Although the French gained a narrow tactical victory, it cost them 49 officers and thousands of men, with the surviving Russians able to extricate themselves and resume their strategic retreat, robbing Bonaparte of his decisive victory. Nevertheless, he was confident of glory when he marched his army into Moscow just one week later, on September 14th. Once he had the grand prize in his grasp, he firmly believed Czar Alexander would have no choice but to capitulate.
But his grand prize proved nothing but an empty shell. The city was deserted, stripped bare and abandoned. Soon after his arrival, fires were spotted at strategic locations in the city, apparently started by Russian patriots who had remained hidden. As the firestorm spread unchecked, Napoleon’s troops fled to the outskirts to avoid suffocation.
When the flames died down three days later, more than two-thirds of the historic and once spectacular city was in smouldering ruins. Napoleon had never thought the Russians capable of sacrificing so much in order to deprive him of victory. He was wrong.
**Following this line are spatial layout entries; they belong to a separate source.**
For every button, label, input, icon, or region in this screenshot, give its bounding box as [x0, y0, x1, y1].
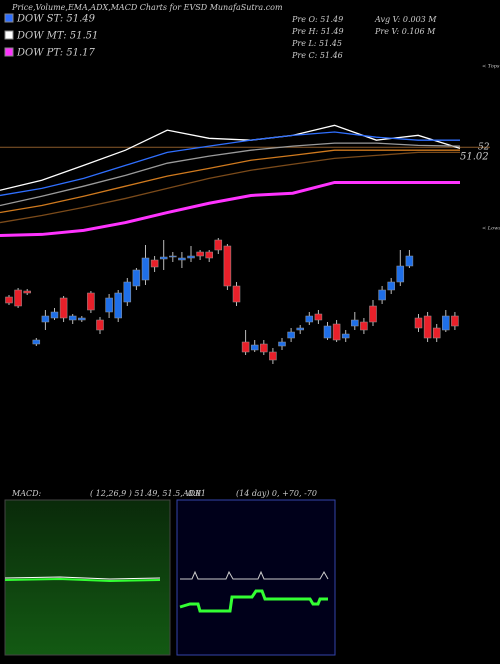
- annotation: < Tops: [482, 64, 500, 70]
- candle-body: [87, 292, 95, 311]
- candle-body: [241, 341, 250, 353]
- series-line: [0, 151, 460, 224]
- candle-body: [96, 319, 104, 331]
- candle-body: [59, 297, 68, 319]
- legend-swatch: [4, 13, 14, 23]
- info: Pre O: 51.49: [291, 15, 343, 24]
- candle-body: [287, 331, 295, 339]
- candle-body: [323, 325, 332, 339]
- candle-body: [432, 327, 441, 339]
- candle-body: [387, 281, 395, 291]
- y-tick-label: 52: [478, 143, 490, 153]
- candle-body: [187, 255, 195, 259]
- candle-body: [250, 344, 259, 351]
- candle-body: [369, 305, 377, 323]
- macd-signal: [4, 577, 161, 583]
- panel-title: MACD:: [11, 489, 42, 498]
- legend-label: DOW MT: 51.51: [16, 31, 98, 42]
- candle-body: [396, 265, 405, 283]
- panel-params: ( 12,26,9 ) 51.49, 51.5, -0.01: [90, 489, 206, 498]
- plot: DOW ST: 51.49 DOW MT: 51.51 DOW PT: 51.17 P…: [0, 13, 500, 498]
- candle-body: [232, 285, 241, 303]
- candle-body: [14, 289, 22, 307]
- candle-body: [159, 256, 168, 260]
- annotation: 51.02: [460, 152, 489, 163]
- candle-body: [451, 315, 459, 327]
- candle-body: [23, 290, 31, 294]
- candle-body: [260, 343, 268, 353]
- candle-body: [296, 327, 304, 331]
- candle-body: [314, 313, 323, 321]
- adx-line: [180, 570, 329, 580]
- candle-body: [5, 296, 13, 304]
- candle-body: [214, 239, 223, 251]
- candle-body: [132, 269, 141, 287]
- candle-body: [169, 255, 177, 258]
- legend-swatch: [4, 47, 14, 57]
- legend-label: DOW ST: 51.49: [16, 14, 96, 25]
- candle-body: [78, 317, 86, 321]
- candle-body: [223, 245, 232, 287]
- candle-body: [378, 289, 386, 301]
- candle-body: [105, 297, 113, 313]
- candle-body: [150, 259, 159, 268]
- candle-body: [269, 351, 277, 361]
- candle-body: [123, 281, 132, 303]
- candle-body: [423, 315, 432, 339]
- candle-body: [278, 341, 286, 347]
- annotation: < Lows: [482, 226, 500, 232]
- candle-body: [196, 251, 204, 257]
- candle-body: [305, 315, 314, 323]
- info: Pre C: 51.46: [291, 51, 343, 60]
- candle-body: [332, 323, 341, 341]
- chart-title: Price,Volume,EMA,ADX,MACD Charts for EVS…: [11, 3, 283, 12]
- candle-body: [114, 292, 122, 319]
- adx-panel: [176, 499, 336, 656]
- candle-body: [360, 321, 368, 331]
- candle-body: [414, 317, 423, 329]
- legend-swatch: [4, 30, 14, 40]
- panel-title: ADX: [182, 489, 201, 498]
- candle-body: [405, 255, 414, 267]
- series-line: [0, 142, 461, 207]
- info: Avg V: 0.003 M: [374, 15, 437, 24]
- series-line: [0, 149, 460, 214]
- panel-params: (14 day) 0, +70, -70: [236, 489, 317, 498]
- series-line: [0, 124, 461, 191]
- candle-body: [442, 315, 450, 331]
- candle-body: [50, 311, 59, 319]
- candle-body: [351, 319, 359, 327]
- candle-body: [68, 315, 77, 321]
- candle-body: [178, 257, 186, 261]
- legend-label: DOW PT: 51.17: [16, 48, 96, 59]
- info: Pre L: 51.45: [291, 39, 342, 48]
- candle-body: [32, 339, 41, 345]
- info: Pre H: 51.49: [291, 27, 344, 36]
- macd-line: [4, 576, 161, 580]
- candle-body: [141, 257, 150, 281]
- candle-body: [205, 251, 213, 259]
- info: Pre V: 0.106 M: [374, 27, 436, 36]
- candle-body: [41, 315, 50, 323]
- di-line: [179, 589, 328, 613]
- candle-body: [341, 333, 350, 339]
- series-line: [0, 131, 460, 197]
- series-line: [0, 180, 460, 238]
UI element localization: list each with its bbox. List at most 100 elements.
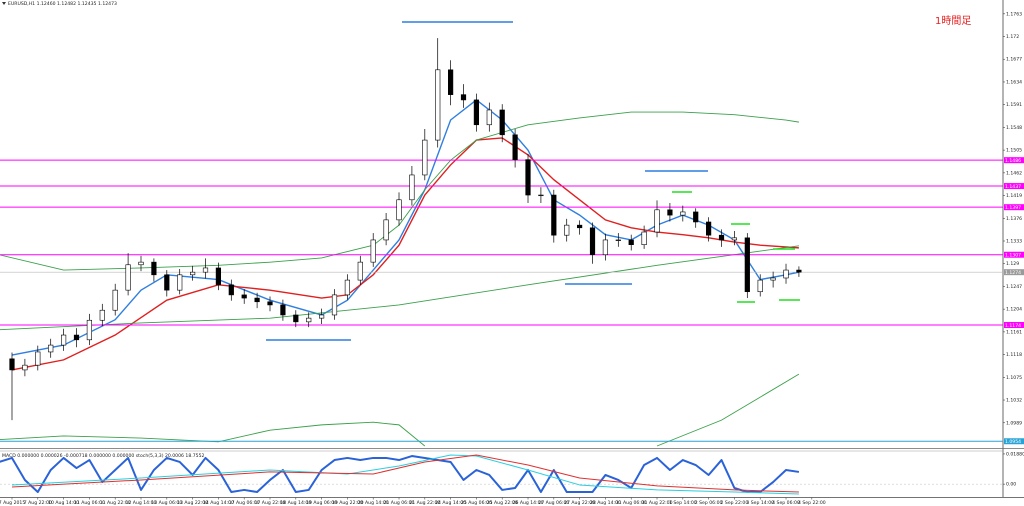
y-tick-label: 1.1118 xyxy=(1006,352,1022,358)
x-tick-label: 17 Aug 06:00 xyxy=(229,500,260,506)
price-panel xyxy=(0,38,1003,447)
level-label: 1.1397 xyxy=(1005,205,1021,211)
candle-body xyxy=(48,344,54,353)
x-tick-label: 25 Aug 22:00 xyxy=(487,500,518,506)
y-tick-label: 1.1247 xyxy=(1006,284,1022,290)
x-tick-label: 2 Sep 22:00 xyxy=(721,500,749,506)
y-tick-label: 1.0989 xyxy=(1006,420,1022,426)
candle-body xyxy=(60,334,67,346)
x-tick-label: 24 Aug 14:00 xyxy=(435,500,466,506)
x-tick-label: 28 Aug 14:00 xyxy=(590,500,621,506)
candle-body xyxy=(306,317,312,323)
candle-body xyxy=(228,284,234,296)
x-tick-label: 27 Aug 22:00 xyxy=(564,500,595,506)
candle-body xyxy=(344,279,351,296)
y-tick-label: 1.129 xyxy=(1006,261,1019,267)
x-tick-label: 18 Aug 14:00 xyxy=(280,500,311,506)
candle-body xyxy=(667,209,673,216)
candle-body xyxy=(396,199,402,221)
x-tick-label: 2 Sep 06:00 xyxy=(695,500,723,506)
candle-body xyxy=(641,231,647,245)
x-tick-label: 13 Aug 06:00 xyxy=(151,500,182,506)
candle-body xyxy=(357,261,363,281)
candle-body xyxy=(73,334,80,341)
candle-body xyxy=(499,109,505,136)
candle-body xyxy=(99,309,105,321)
candle-body xyxy=(731,237,738,241)
level-label-box xyxy=(1004,251,1024,258)
level-label: 1.1307 xyxy=(1005,253,1021,259)
y-tick-label: 1.1333 xyxy=(1006,239,1022,245)
moving-average xyxy=(0,373,800,447)
candle-body xyxy=(448,69,454,95)
drawn-objects xyxy=(266,21,800,341)
candle-body xyxy=(254,297,260,303)
candle-body xyxy=(589,227,596,256)
candle-body xyxy=(680,211,686,216)
last-price-box xyxy=(1004,269,1024,276)
x-tick-label: 31 Aug 22:00 xyxy=(642,500,673,506)
candle-body xyxy=(190,271,196,276)
y-tick-label: 1.1548 xyxy=(1006,125,1022,131)
y-tick-label: 1.1376 xyxy=(1006,216,1022,222)
y-tick-label: 1.1462 xyxy=(1006,170,1022,176)
candle-body xyxy=(706,221,712,236)
candle-body xyxy=(783,269,789,279)
x-tick-label: 25 Aug 06:00 xyxy=(461,500,492,506)
candle-body xyxy=(241,294,247,299)
candle-body xyxy=(370,239,376,263)
last-price-label: 1.1274 xyxy=(1005,270,1021,276)
axes: 1.1486 1.1437 1.1397 1.1307 1.1174 1.0954 1.12… xyxy=(0,11,1024,506)
x-tick-label: 19 Aug 06:00 xyxy=(306,500,337,506)
candle-body xyxy=(151,261,157,276)
x-tick-label: 17 Aug 22:00 xyxy=(255,500,286,506)
level-label-box xyxy=(1004,322,1024,329)
y-tick-label: 1.1505 xyxy=(1006,148,1022,154)
candle-body xyxy=(86,319,92,341)
macd-panel xyxy=(0,454,1003,495)
candle-body xyxy=(35,351,41,366)
candle-body xyxy=(331,294,338,316)
candle-body xyxy=(538,194,544,197)
x-tick-label: 21 Aug 06:00 xyxy=(384,500,415,506)
x-tick-label: 3 Sep 14:00 xyxy=(746,500,774,506)
x-tick-label: 27 Aug 06:00 xyxy=(538,500,569,506)
x-tick-label: 10 Aug 14:00 xyxy=(48,500,79,506)
level-label-box xyxy=(1004,157,1024,164)
x-tick-label: 13 Aug 22:00 xyxy=(177,500,208,506)
candle-body xyxy=(602,239,609,256)
y-tick-label: 1.172 xyxy=(1006,34,1019,40)
candle-body xyxy=(267,301,273,306)
candle-body xyxy=(796,269,802,273)
x-tick-label: 12 Aug 14:00 xyxy=(126,500,157,506)
y-tick-label: 1.1204 xyxy=(1006,307,1022,313)
candle-body xyxy=(551,194,557,236)
candle-body xyxy=(383,219,389,241)
y-tick-label: 1.1677 xyxy=(1006,57,1022,63)
y-tick-label: 0.018800 xyxy=(1006,451,1024,457)
candle-body xyxy=(654,209,660,233)
x-tick-label: 21 Aug 22:00 xyxy=(409,500,440,506)
y-tick-label: 1.1763 xyxy=(1006,11,1022,17)
indicator-line xyxy=(11,454,799,495)
indicator-line xyxy=(11,454,799,493)
x-tick-label: 7 Aug 22:00 xyxy=(24,500,52,506)
level-label: 1.1486 xyxy=(1005,158,1021,164)
moving-average xyxy=(0,245,799,331)
x-tick-label: 11 Aug 22:00 xyxy=(100,500,131,506)
level-label-box xyxy=(1004,204,1024,211)
macd-title: MACD 0.000000 0.000026 -0.000718 0.00000… xyxy=(2,453,204,459)
candle-body xyxy=(22,364,28,371)
candle-body xyxy=(409,174,415,201)
x-tick-label: 26 Aug 14:00 xyxy=(513,500,544,506)
candle-body xyxy=(770,277,776,281)
candle-body xyxy=(486,109,492,126)
candle-body xyxy=(177,274,183,291)
candle-body xyxy=(422,139,428,176)
candle-body xyxy=(112,289,118,311)
candle-body xyxy=(564,224,570,236)
x-tick-label: 1 Sep 14:00 xyxy=(669,500,697,506)
candle-body xyxy=(525,159,531,196)
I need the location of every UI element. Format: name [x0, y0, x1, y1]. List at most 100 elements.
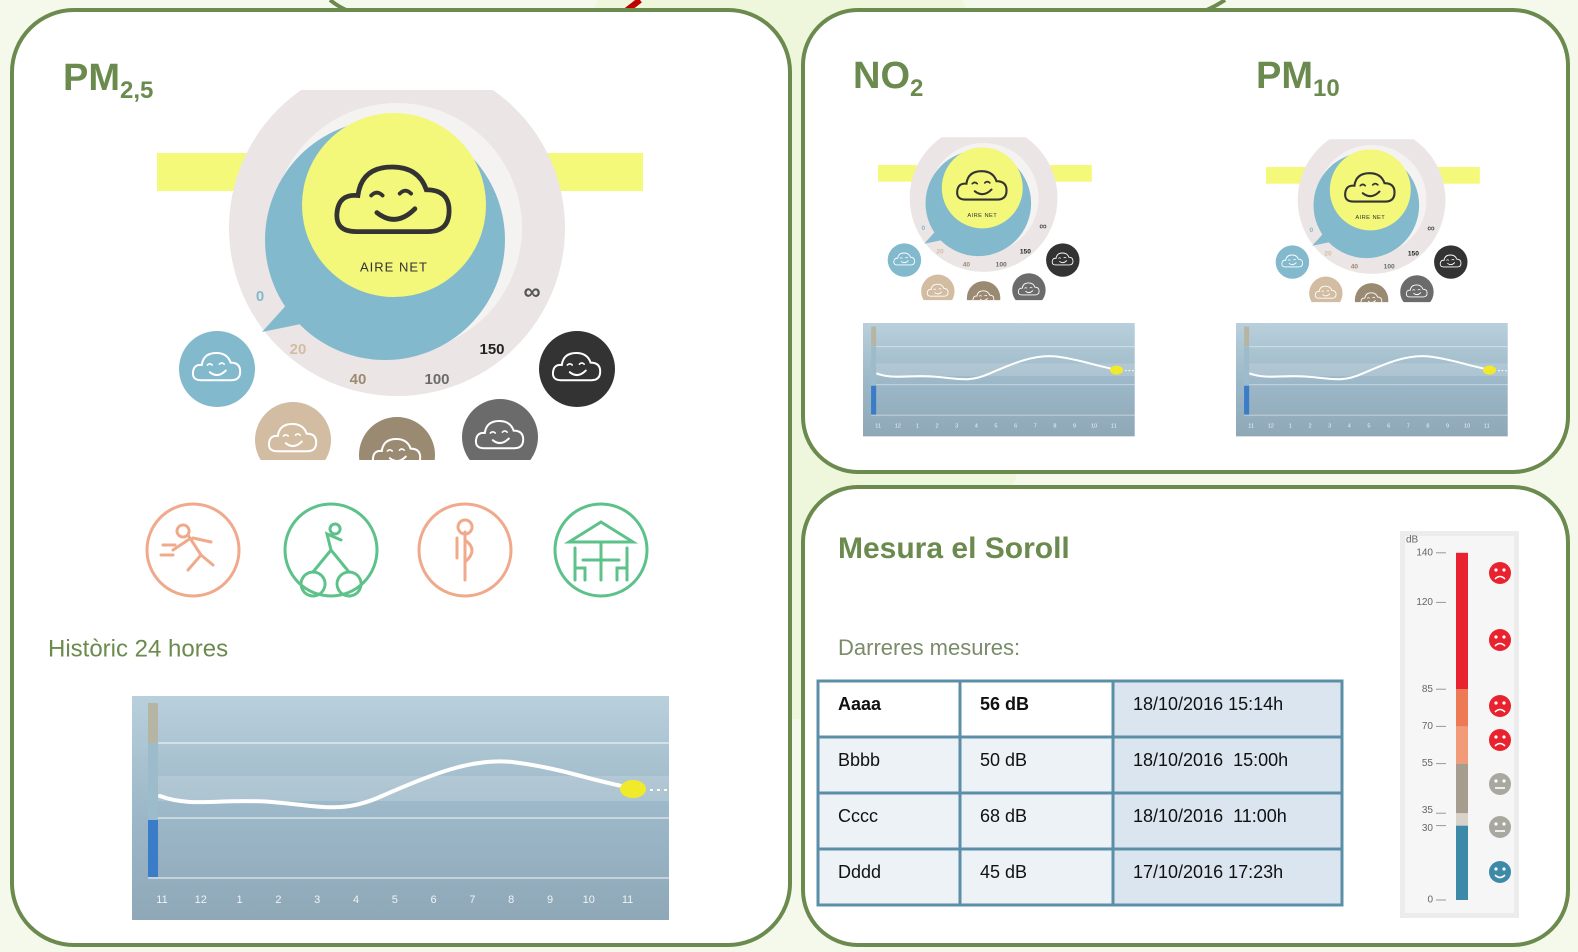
history-chart: 11121234567891011: [132, 696, 669, 920]
face-icon: [1489, 816, 1511, 838]
hour-label: 1: [237, 894, 243, 906]
hour-label: 9: [1073, 424, 1076, 430]
table-text: 18/10/2016 15:14h: [1133, 694, 1283, 714]
hour-label: 4: [975, 424, 978, 430]
level-bar: [148, 820, 158, 877]
gauge-scale-label: 150: [1020, 248, 1031, 255]
hour-label: 7: [1034, 424, 1037, 430]
hour-label: 2: [936, 424, 939, 430]
face: [1489, 629, 1511, 651]
title-subscript: 2,5: [120, 77, 153, 104]
table-text: 17/10/2016 17:23h: [1133, 862, 1283, 882]
face-eye: [1502, 735, 1505, 738]
gauge-scale-label: 0: [921, 225, 925, 232]
face-eye: [1494, 779, 1497, 782]
gauge-label: AIRE NET: [1355, 215, 1385, 221]
table-text: Bbbb: [838, 750, 880, 770]
hour-label: 1: [916, 424, 919, 430]
level-icon: [179, 331, 255, 407]
hour-label: 8: [1053, 424, 1056, 430]
face-eye: [1494, 635, 1497, 638]
scale-tick-label: 30: [1422, 823, 1434, 834]
table-text: Aaaa: [838, 694, 882, 714]
table-text: Dddd: [838, 862, 881, 882]
face-icon: [1489, 629, 1511, 651]
gauge-scale-label: ∞: [1427, 222, 1435, 234]
hour-label: 2: [1309, 424, 1312, 430]
scale-tick-label: 120: [1416, 597, 1433, 608]
gauge-scale-label: ∞: [1039, 220, 1047, 232]
scale-segment: [1456, 826, 1468, 900]
page: {"panels": { "pm25": {"title": "PM", "su…: [0, 0, 1578, 952]
face-icon: [1489, 861, 1511, 883]
current-dot: [1110, 366, 1123, 375]
hour-label: 3: [314, 894, 320, 906]
title-text: NO: [853, 55, 910, 97]
face-eye: [1502, 701, 1505, 704]
gauge-scale-label: 100: [424, 371, 449, 388]
scale-segment: [1456, 553, 1468, 689]
face-icon: [1489, 562, 1511, 584]
level-icon: [539, 331, 615, 407]
hour-label: 10: [1091, 424, 1097, 430]
gauge-scale-label: 20: [936, 248, 944, 255]
face-eye: [1502, 635, 1505, 638]
gauge-scale-label: 150: [479, 341, 504, 358]
level-bar: [1244, 327, 1249, 347]
face: [1489, 816, 1511, 838]
hour-label: 5: [392, 894, 398, 906]
gauge-scale-label: 100: [996, 262, 1007, 269]
hour-label: 11: [156, 894, 167, 906]
face-eye: [1502, 822, 1505, 825]
chart-bg: [132, 696, 669, 920]
hour-label: 12: [195, 894, 207, 906]
level-bar: [1244, 347, 1249, 386]
section-title: Mesura el Soroll: [838, 532, 1070, 565]
title-text: PM: [1256, 55, 1313, 97]
gauge-scale-label: ∞: [523, 278, 540, 305]
hour-label: 11: [875, 424, 881, 430]
title-subscript: 10: [1313, 75, 1340, 102]
scale-unit: dB: [1406, 535, 1419, 546]
hour-label: 6: [431, 894, 437, 906]
level-bar: [871, 327, 876, 347]
history-chart: 11121234567891011: [1236, 323, 1508, 436]
table-text: Cccc: [838, 806, 878, 826]
title-subscript: 2: [910, 75, 923, 102]
face: [1489, 773, 1511, 795]
hour-label: 8: [1426, 424, 1429, 430]
gauge-scale-label: 0: [1309, 227, 1313, 234]
face: [1489, 861, 1511, 883]
gauge-scale-label: 150: [1408, 250, 1419, 257]
scale-tick-label: 0: [1427, 895, 1433, 906]
hour-label: 5: [1367, 424, 1370, 430]
level-icon: [888, 243, 921, 276]
hour-label: 7: [469, 894, 475, 906]
hour-label: 5: [994, 424, 997, 430]
table-text: 50 dB: [980, 750, 1027, 770]
scale-tick-label: 140: [1416, 547, 1433, 558]
face-eye: [1494, 735, 1497, 738]
level-bar: [871, 347, 876, 386]
hour-label: 11: [1484, 424, 1490, 430]
face-icon: [1489, 773, 1511, 795]
hour-label: 8: [508, 894, 514, 906]
face-eye: [1494, 701, 1497, 704]
gauge-scale-label: 20: [290, 341, 307, 358]
table-text: 18/10/2016 11:00h: [1133, 806, 1287, 826]
scale-segment: [1456, 764, 1468, 814]
hour-label: 4: [1348, 424, 1351, 430]
hour-label: 6: [1014, 424, 1017, 430]
level-icon: [1434, 245, 1467, 278]
level-bar: [871, 386, 876, 415]
face-eye: [1502, 779, 1505, 782]
table-text: 56 dB: [980, 694, 1029, 714]
section-title: Històric 24 hores: [48, 635, 228, 662]
gauge-label: AIRE NET: [360, 259, 428, 274]
hour-label: 10: [1464, 424, 1470, 430]
hour-label: 11: [1248, 424, 1254, 430]
table-text: 18/10/2016 15:00h: [1133, 750, 1288, 770]
table-text: 68 dB: [980, 806, 1027, 826]
hour-label: 3: [1328, 424, 1331, 430]
face-eye: [1502, 568, 1505, 571]
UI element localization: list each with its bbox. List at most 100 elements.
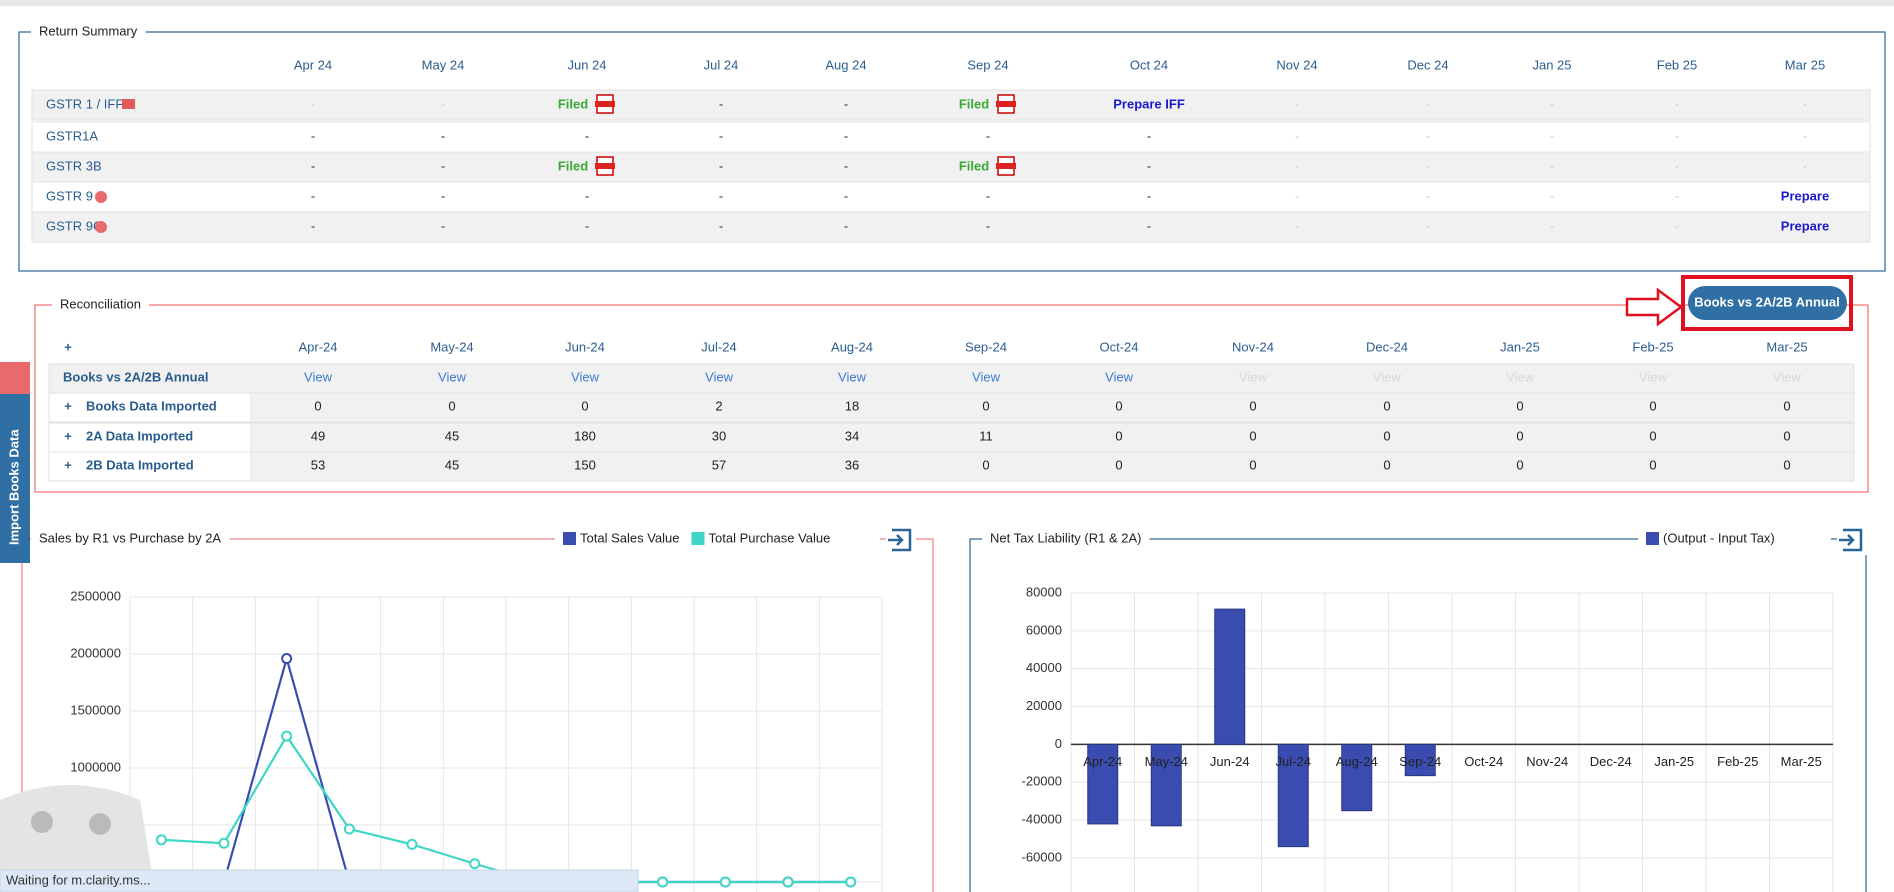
status-cell: - — [1426, 218, 1430, 233]
view-link: View — [1773, 369, 1802, 384]
row-band — [31, 211, 1871, 243]
y-tick-label: 0 — [1055, 736, 1062, 751]
status-cell[interactable]: Filed — [558, 96, 588, 111]
import-tab-icon[interactable] — [0, 362, 30, 394]
view-link[interactable]: View — [1105, 369, 1134, 384]
point — [155, 834, 167, 846]
export-icon[interactable] — [1839, 528, 1863, 552]
status-cell: - — [844, 128, 848, 143]
status-cell: - — [719, 128, 723, 143]
status-cell[interactable]: Prepare — [1781, 218, 1829, 233]
info-icon — [95, 191, 107, 203]
status-cell[interactable]: Prepare IFF — [1113, 96, 1185, 111]
panel-title: Net Tax Liability (R1 & 2A) — [990, 530, 1142, 545]
expand-row[interactable]: + — [64, 457, 72, 472]
y-tick-label: -60000 — [1022, 849, 1062, 864]
month-header: Oct 24 — [1130, 57, 1168, 72]
row-label[interactable]: GSTR1A — [46, 128, 98, 143]
view-link[interactable]: View — [838, 369, 867, 384]
count-cell: 0 — [1649, 457, 1656, 472]
x-tick-label: Feb-25 — [1717, 754, 1758, 769]
view-link[interactable]: View — [705, 369, 734, 384]
pdf-icon-band — [595, 101, 615, 107]
x-tick-label: Jan-25 — [1654, 754, 1694, 769]
status-cell: - — [441, 188, 445, 203]
annual-button[interactable] — [1688, 286, 1847, 320]
view-link[interactable]: View — [972, 369, 1001, 384]
status-cell: - — [1295, 188, 1299, 203]
view-link: View — [1373, 369, 1402, 384]
view-link[interactable]: View — [304, 369, 333, 384]
legend-label: Total Purchase Value — [709, 530, 831, 545]
export-icon[interactable] — [888, 528, 912, 552]
status-cell[interactable]: Filed — [558, 158, 588, 173]
status-cell: - — [441, 218, 445, 233]
point — [281, 653, 293, 665]
count-cell: 30 — [712, 428, 726, 443]
panel-border — [969, 538, 1867, 892]
status-cell: - — [1147, 158, 1151, 173]
bar — [1214, 608, 1246, 745]
x-tick-label: Sep-24 — [1399, 754, 1441, 769]
month-header: Mar-25 — [1766, 339, 1807, 354]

After another month of waiting for a surrender that never came, Napoleon was forced to lead his starving troops out of the city. Suddenly the tables were turned as the Russian troops – who reappeared as quickly as they had vanished – began harassing the disintegrating and retreating Grand Armeé at every opportunity. It only just escaped over the Berezina River, but was forced to burn its bridges to halt the Russian pursuit, abandoning 10,000 troops to a grisly fate on the far side.
After that the Russians largely abandoned their pursuit, allowing the harsh oncoming winter to do their work for them as thousands of French troops succumbed to exhaustion, starvation and the bitter cold. Napoleon himself was forced to leave his army behind and race back to Paris, where rumours of his death had already led one general to attempt an unsuccessful coup.
Six days after Napoleon arrived in Paris on December 18th, the tattered remnants of his ‘Grande Armeé’ finally left Russian soil, having lost more than 400,000 men in the disastrous campaign. It was Napoleon’s first major defeat and news of it emboldened his enemies across Europe, who began to form new alliances against him.
Napoleon’s catastrophic retreat from Moscow marked the end of his previously meteoric rise to power. Reversing his fortunes, it would ultimately lead to his defeat at Waterloo in June 1915 and his death in exile just six years later, at the age of 51.
• Pictured is the painting ‘Napoleon’s Retreat from Russia’, by Adolph Northen.